Structural Alignment in Link Prediction
Jeffrey Seathrún Sardina
TL;DR
The work questions the dominance of embedding-based KGEMs for link prediction and proposes a structure-first alternative grounded in triple-level graph structure. It formalizes the Structural Alignment Hypothesis and develops TWIG to simulate KGEM outputs from KG structure, while TWIG-I directly performs structure-based LP without embeddings. Empirical results show that structure can both predict KGEM hyperparameter preferences and enable competitive or superior LP performance, with demonstrated cross-KG and cross-domain transfer capabilities. The findings suggest structure as a viable, scalable basis for KG learning, with implications for KG construction, transfer learning, and future graph-foundation models. Overall, the thesis provides a cohesive framework and open-source tools for structure-driven KG learning and cross-graph LP, offering a principled alternative to embedding-centric approaches.
Abstract
While Knowledge Graphs (KGs) have become increasingly popular across various scientific disciplines for their ability to model and interlink huge quantities of data, essentially all real-world KGs are known to be incomplete.
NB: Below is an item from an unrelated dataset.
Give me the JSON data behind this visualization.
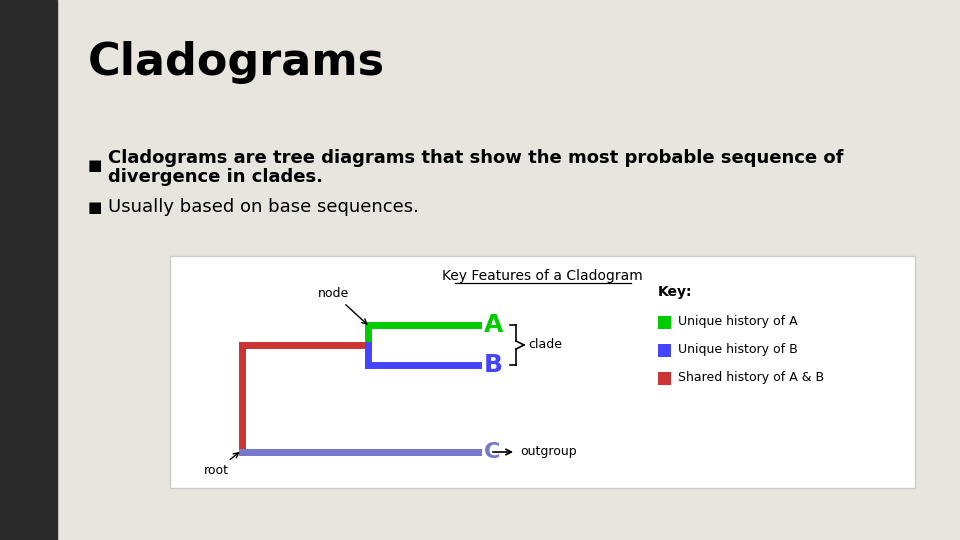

As such, with the growth of KG use has been a concurrent development of machine learning tools designed to predict missing information in KGs, which is referred to as the Link Prediction Task. The majority of state-of-the-art link predictors to date have followed an embedding-based paradigm. In this paradigm, it is assumed that the information content of a KG is best represented by the (individual) vector representations of its nodes and edges, and that therefore node and edge embeddings are particularly well-suited to performing link prediction. This thesis proposes an alternative perspective on the field's approach to link prediction and KG data modelling. Specifically, this work re-analyses KGs and state-of-the-art link predictors from a graph-structure-first perspective that models the information content of a KG in terms of whole triples, rather than individual nodes and edges. Following a literature review and two core sets of experiments, this thesis concludes that a structure-first perspective on KGs and link prediction is both viable and useful for understanding KG learning and for enabling cross-KG transfer learning for the link prediction task. This observation is used to create and propose the Structural Alignment Hypothesis, which postulates that link prediction can be understood and modelled as a structural task. All code and data used for this thesis are open-sourced. This thesis was written bilingually, with the main document in English and an informal extended summary in Irish. An Irish-language translation dictionary of machine learning terms (the Foclóir Tráchtais) created for this work is open-sourced as well.